What's In Store

Why It’s Time to Stop Thinking of Advertising as a Zero-Sum Game - NCSolutions

Written by Tom Eaton SVP Programmatic & TV Solutions | Mar 8, 2019 5:00:00 AM

By Tom Eaton, SVP, Programmatic & TV Solutions

For the last two decades, traditional and digital media have been locked in a battle over advertising dollars. Recent evidence suggests David is now Goliath. For the first time, advertisers will spend more on digital advertising than on traditional media such as TV, radio and newspapers.

This shift won’t surprise anyone in the industry. But advertising isn’t a zero-sum game, and there’s still quite a bit of room for TV. We need to talk more about the much bigger change happening underfoot that will deliver better advertising effectiveness and stronger brand growth across all media.

To understand where we’re heading, it helps to understand the seismic changes in the industry. When digital advertising emerged in the late 90’s, digital clients wanted a piece of the TV budgets. Just a couple of years ago, positions started to reverse, and it was the TV clients who asked for help in winning budgets earmarked for Facebook and YouTube.

At the same time, though, TV and digital began to acquire traits from each other.

Broadcast and cable TV networks know content. They live and die by it. In the past, brand marketers would fight over the shows in an upfront package. All discussion centered on the audience composition of a specific program.

But then digital came along and challenged that notion. It made finding the right audience based on specific criteria such as location, preferences and purchase intent possible.

Today – largely driven by the capabilities of digital – brand marketers care about finding and reaching their audience. But they also want to do so without giving up premium content. With addressable TV and OTT services, they’re now able to target specific consumers in TV content just as they do in digital.

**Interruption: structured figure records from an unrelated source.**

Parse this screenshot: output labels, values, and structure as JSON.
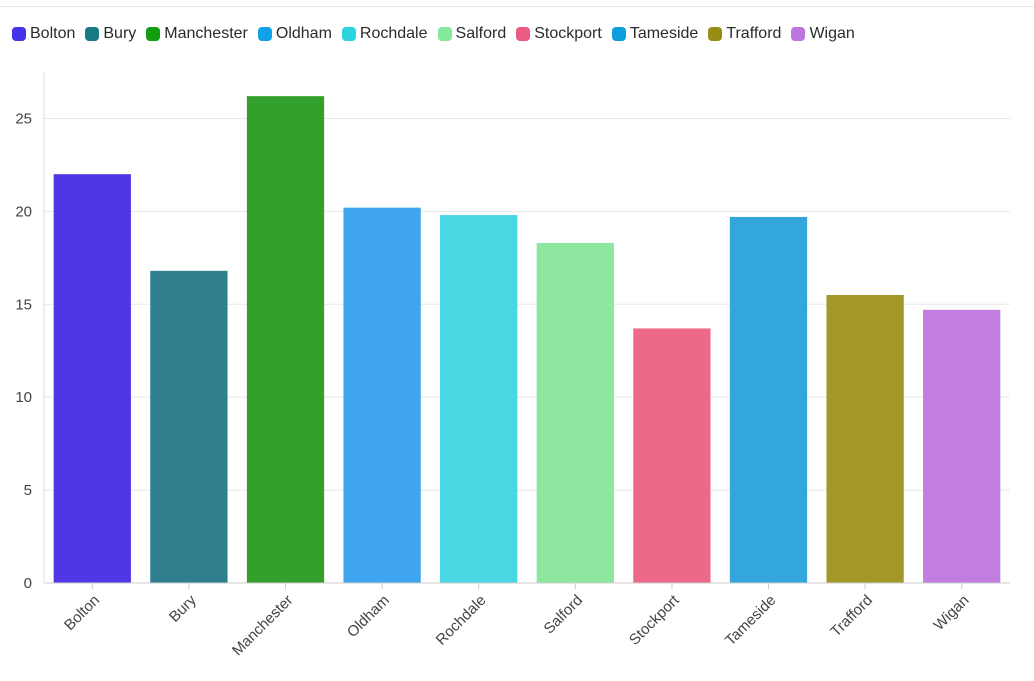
{
  "chart_data": {
    "type": "bar",
    "categories": [
      "Bolton",
      "Bury",
      "Manchester",
      "Oldham",
      "Rochdale",
      "Salford",
      "Stockport",
      "Tameside",
      "Trafford",
      "Wigan"
    ],
    "values": [
      22.0,
      16.8,
      26.2,
      20.2,
      19.8,
      18.3,
      13.7,
      19.7,
      15.5,
      14.7
    ],
    "colors": [
      "#4f37e6",
      "#2f7f8f",
      "#34a02c",
      "#3fa5ef",
      "#4ad6e2",
      "#8ee79e",
      "#ec6989",
      "#33a6de",
      "#a39727",
      "#c27de0"
    ],
    "legend_colors": [
      "#4433e8",
      "#187b83",
      "#139d10",
      "#0fa2e9",
      "#2bd5e0",
      "#85e89b",
      "#ea5a82",
      "#0e9edd",
      "#968d12",
      "#bd76dd"
    ],
    "legend": [
      "Bolton",
      "Bury",
      "Manchester",
      "Oldham",
      "Rochdale",
      "Salford",
      "Stockport",
      "Tameside",
      "Trafford",
      "Wigan"
    ],
    "legend_position": "top-left",
    "ylim": [
      0,
      27.5
    ],
    "yticks": [
      0,
      5,
      10,
      15,
      20,
      25
    ],
    "grid": true,
    "title": "",
    "xlabel": "",
    "ylabel": ""
  }
}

Yet, however audiences are identified – by lifestyle, broad demographics or in-store purchase behavior – the conversation is shifting from content to audience. That’s why so many in the network world have created new platforms like Engage, Ignite, Audience Studio, Precision and Agility.

Both paradigms are right.

Viewers are still drawn to premium, long-form content or live sporting events. Just look at the continued loyalty to Netflix. In fact, TV shows remain the most viewed content. That’s why Netflix paid $100 million to keep the rights to stream episodes of Friends. And that was just for one year!

But audience is critically important. Brand marketers especially want the ability to reach specific consumers who are most likely to buy a product or service.

What this means is that the divide between the traditional linear TV ecosystem and the digital ecosystem is disappearing. Brand marketers still fight over the shows in an upfront package. But the difference today is that they also want to find and reach the right audience for their brand and – as consumers now have the ability to watch on any device, at any time and any place – anywhere their customers are.

It’s time to recognize that the real opportunity is in using both of these strategies together. That it’s no longer a zero-sum game.

When we approach brand objectives strategically using a combined lens – TV (content) and digital (audience) – we are better able to help clients target, optimize and measure the sales of their advertising and drive the growth of their brands. Even though the two seem at odds, better advertising results from using these strategies together.

The news today might be about David knocking Goliath, but the new frontier is a cross-platform approach to advertising that is seamless, consistent and personalized. This is the kind of experience consumers expect. It’s a new game, and it’s already underway.